Fifth, two of America’s treaty allies would also be impacted by the PRC’s successful invasion of Taiwan, Australia and the Kingdom of Thailand. While the Australians have been steadfast partners in the fight against the PRC, the fall of Taiwan would essentially allow the PRC to extend a “bar of steel”—the PLA—from the eastern shores of Taiwan to the PRC’s recent positions of influence in the Solomon Islands and out to Kiribati, the sight of the WWII fight at Tarawa. This Oceanic Sea Line of Communication would effectively cut Australia, and New Zealand, off from the U.S. and the rest of the free world. Likewise, the Kingdom of Thailand, with whom the U.S. has had the longest alliance relationship in Asia, would be under even more pressure to go along with Beijing’s strategic design for Southeast Asia. In essence, the fall of Taiwan would be the equivalent of a metaphorical aneurysm for America’s alliance structure in Asia.
Finally, a CCP-occupied Taiwan would allow the PRC’s military to have a new military base from which it has direct access to the Pacific for the PLAN and PLAAF to project power against U.S. forces in South Korea, Japan, those in the Australia, Philippines, Malaysia, Singapore, Indonesia, as well as those in Guam, Hawaii, Alaska and even in the U.S. homeland.
Accordingly, from the economic to military domains there should be no doubt that the defense of Taiwan is a vital national security interest to the United States and should be pursued by the U.S. government with the vigor and immediacy given the current environment as the PLA daily increases its noose around Taiwan.
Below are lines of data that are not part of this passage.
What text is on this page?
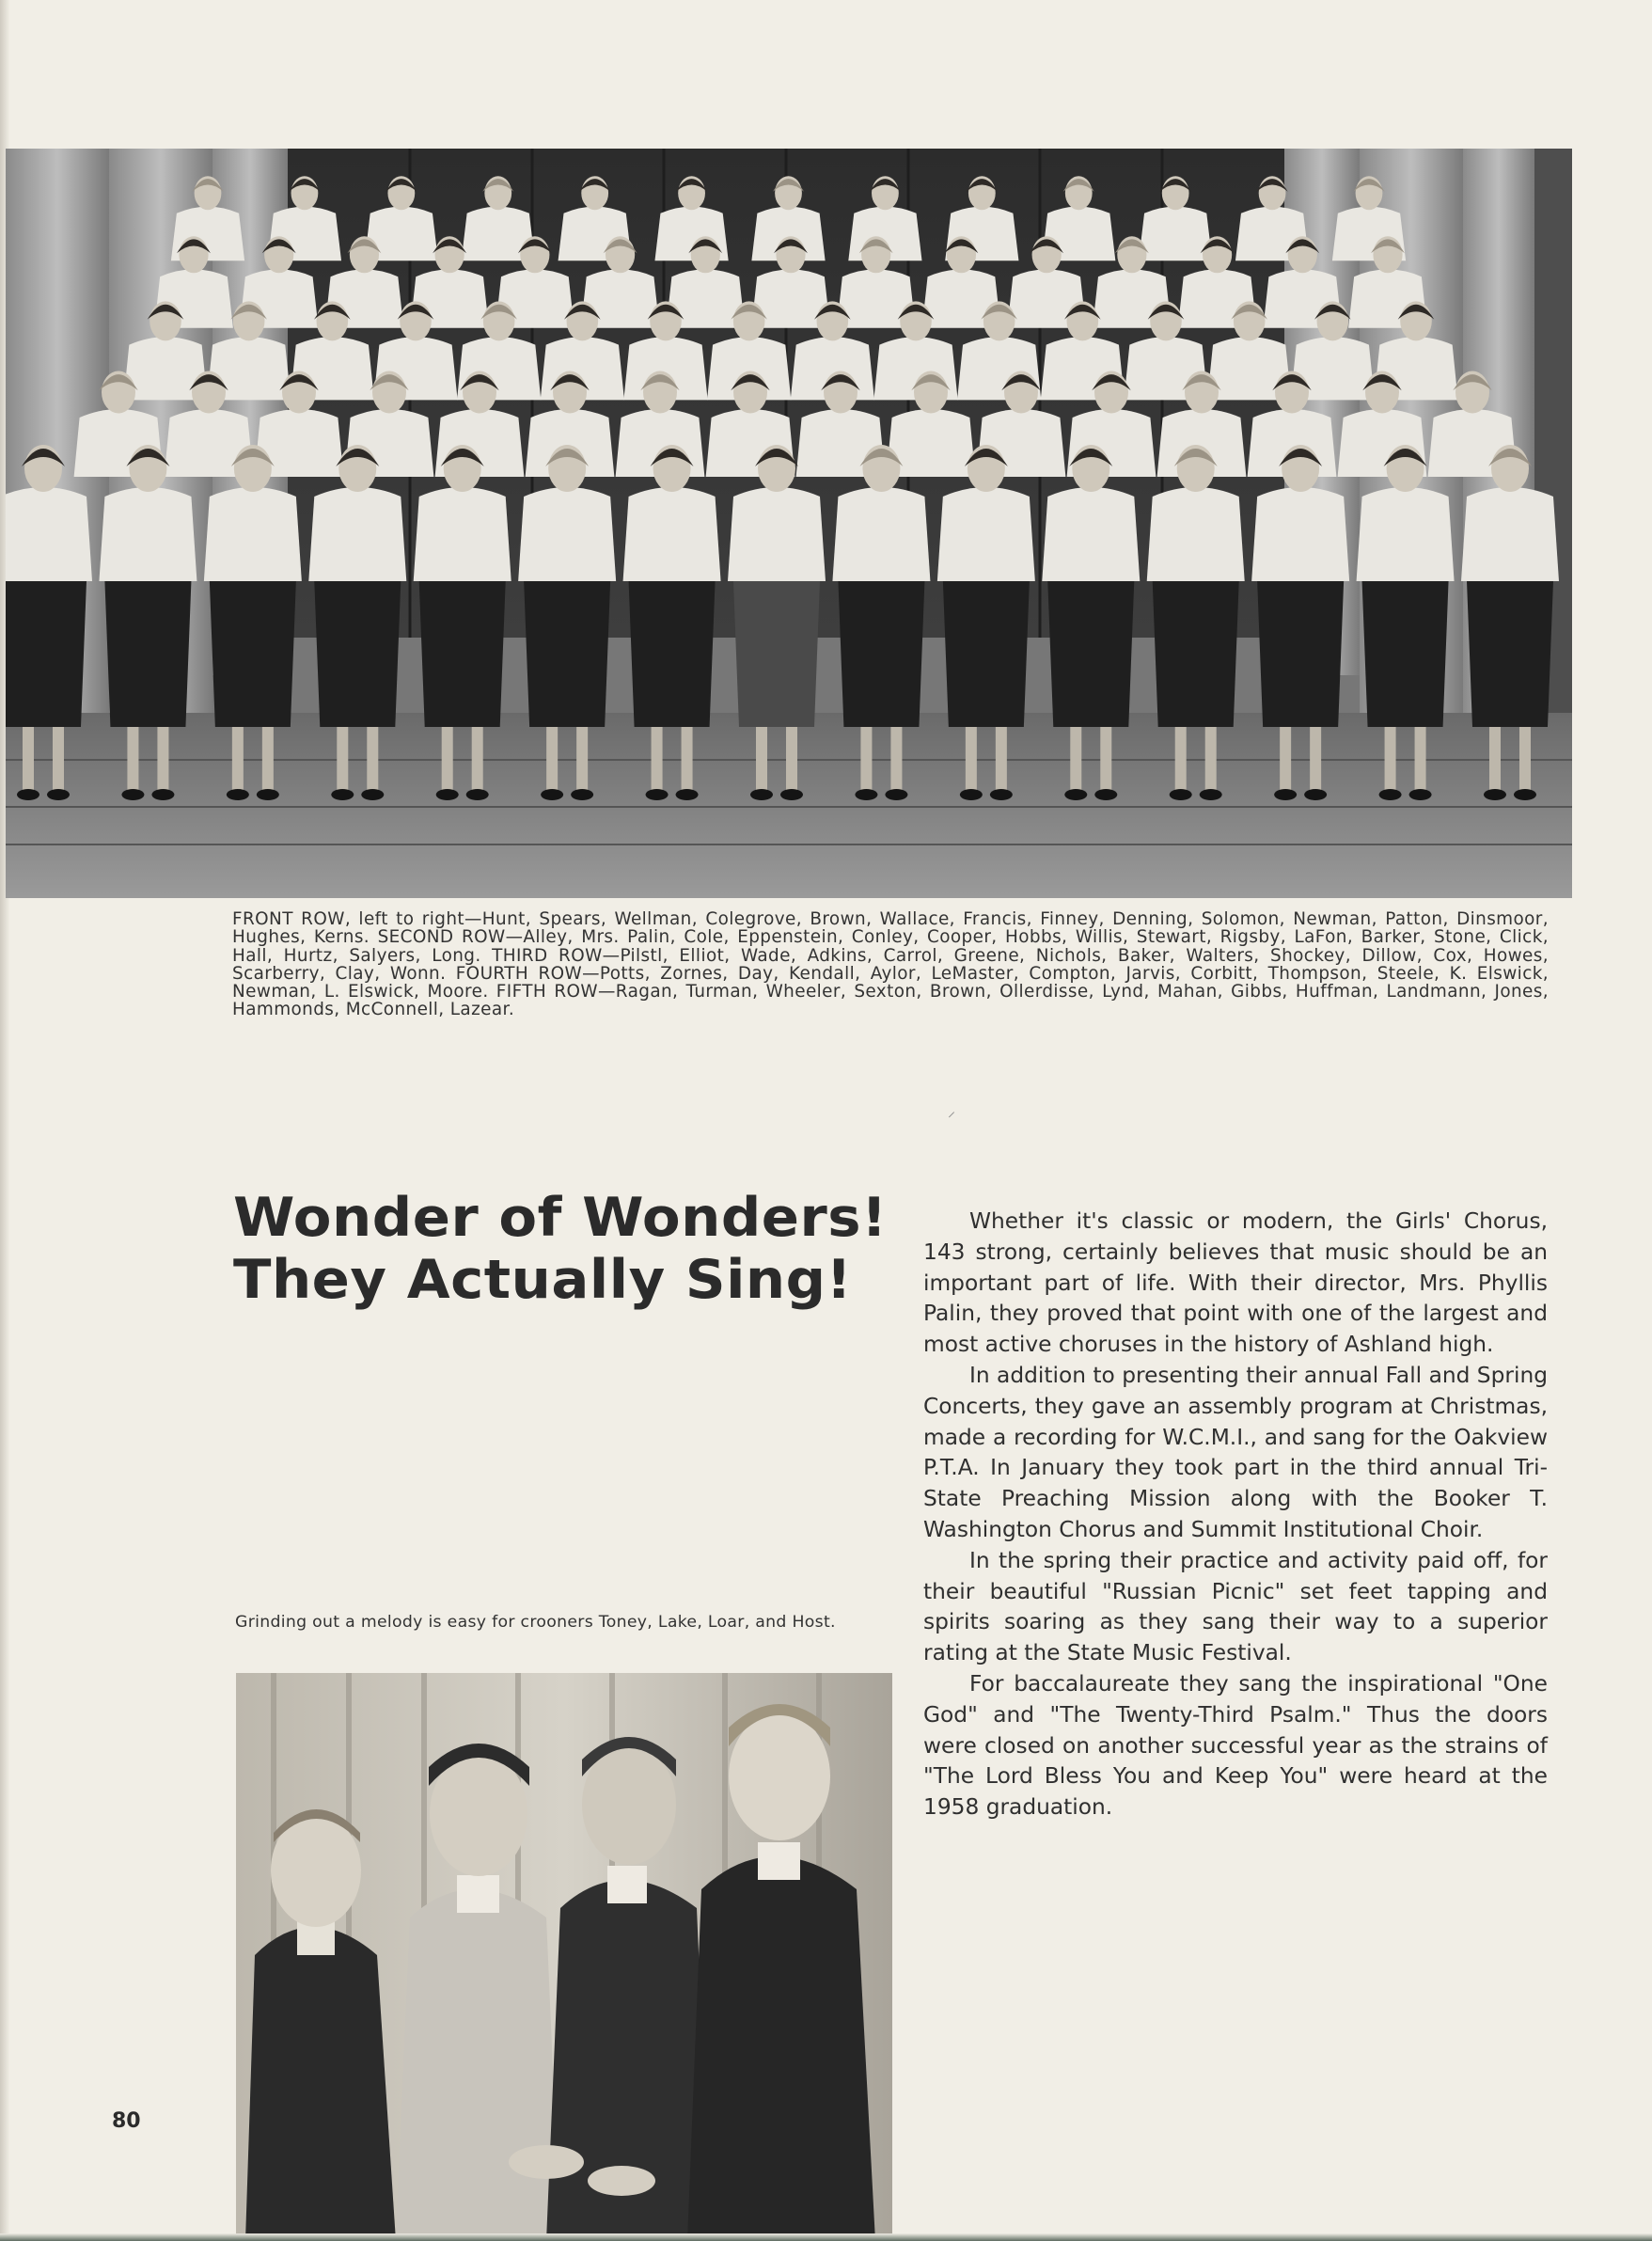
FRONT ROW, left to right—Hunt, Spears, Wellman, Colegrove, Brown, Wallace, Francis, Finney, Denning, Solomon, Newman, Patton, Dinsmoor, Hughes, Kerns. SECOND ROW—Alley, Mrs. Palin, Cole, Eppenstein, Conley, Cooper, Hobbs, Willis, Stewart, Rigsby, LaFon, Barker, Stone, Click, Hall, Hurtz, Salyers, Long. THIRD ROW—Pilstl, Elliot, Wade, Adkins, Carrol, Greene, Nichols, Baker, Walters, Shockey, Dillow, Cox, Howes, Scarberry, Clay, Wonn. FOURTH ROW—Potts, Zornes, Day, Kendall, Aylor, LeMaster, Compton, Jarvis, Corbitt, Thompson, Steele, K. Elswick, Newman, L. Elswick, Moore. FIFTH ROW—Ragan, Turman, Wheeler, Sexton, Brown, Ollerdisse, Lynd, Mahan, Gibbs, Huffman, Landmann, Jones, Hammonds, McConnell, Lazear.
⸝
Wonder of Wonders!
They Actually Sing!

Whether it's classic or modern, the Girls' Chorus, 143 strong, certainly believes that music should be an important part of life. With their director, Mrs. Phyllis Palin, they proved that point with one of the largest and most active choruses in the history of Ashland high.

In addition to presenting their annual Fall and Spring Concerts, they gave an assembly program at Christmas, made a recording for W.C.M.I., and sang for the Oakview P.T.A. In January they took part in the third annual Tri-State Preaching Mission along with the Booker T. Washington Chorus and Summit Institutional Choir.

In the spring their practice and activity paid off, for their beautiful "Russian Picnic" set feet tapping and spirits soaring as they sang their way to a superior rating at the State Music Festival.

For baccalaureate they sang the inspirational "One God" and "The Twenty-Third Psalm." Thus the doors were closed on another successful year as the strains of "The Lord Bless You and Keep You" were heard at the 1958 graduation.

Grinding out a melody is easy for crooners Toney, Lake, Loar, and Host.
80
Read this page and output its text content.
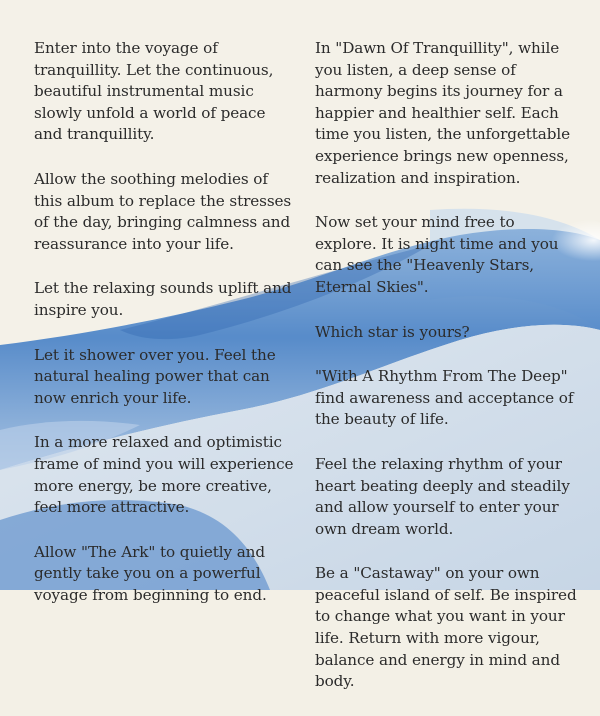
Enter into the voyage of tranquillity. Let the continuous, beautiful instrumental music slowly unfold a world of peace and tranquillity.

Allow the soothing melodies of this album to replace the stresses of the day, bringing calmness and reassurance into your life.

Let the relaxing sounds uplift and inspire you.

Let it shower over you. Feel the natural healing power that can now enrich your life.

In a more relaxed and optimistic frame of mind you will experience more energy, be more creative, feel more attractive.

Allow "The Ark" to quietly and gently take you on a powerful voyage from beginning to end.

In "Dawn Of Tranquillity", while you listen, a deep sense of harmony begins its journey for a happier and healthier self. Each time you listen, the unforgettable experience brings new openness, realization and inspiration.

Now set your mind free to explore. It is night time and you can see the "Heavenly Stars, Eternal Skies".

Which star is yours?

"With A Rhythm From The Deep" find awareness and acceptance of the beauty of life.

Feel the relaxing rhythm of your heart beating deeply and steadily and allow yourself to enter your own dream world.

Be a "Castaway" on your own peaceful island of self. Be inspired to change what you want in your life. Return with more vigour, balance and energy in mind and body.
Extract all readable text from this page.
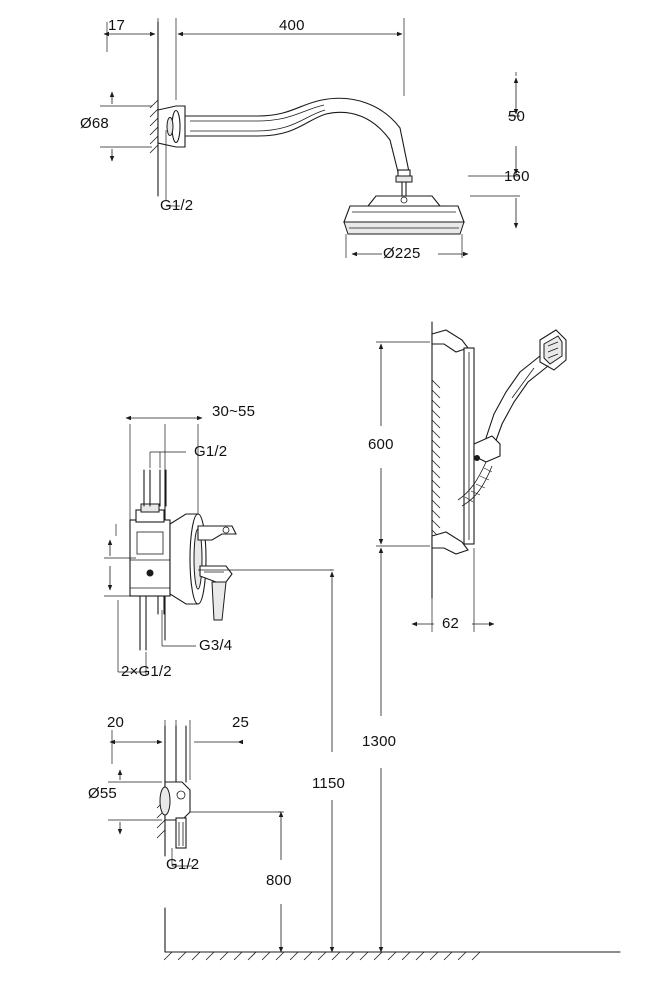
17	400
Ø68	50
160
Ø225
G1/2
30~55
G1/2
G3/4
2×G1/2
20	25
Ø55
G1/2
600
62
1300
1150
800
Taiwan is in immediate danger, which must be addressed now.
James Fanell is a government fellow at the Geneva Centre for Security Policy, a retired captain in the U.S. Navy and a former director of intelligence and information operations for the U.S. Pacific Fleet. Bradley A. Thayer is Director of China Policy at the Center for Security Policy. He is the coauthor with Lianchao Han of Understanding the China Threat.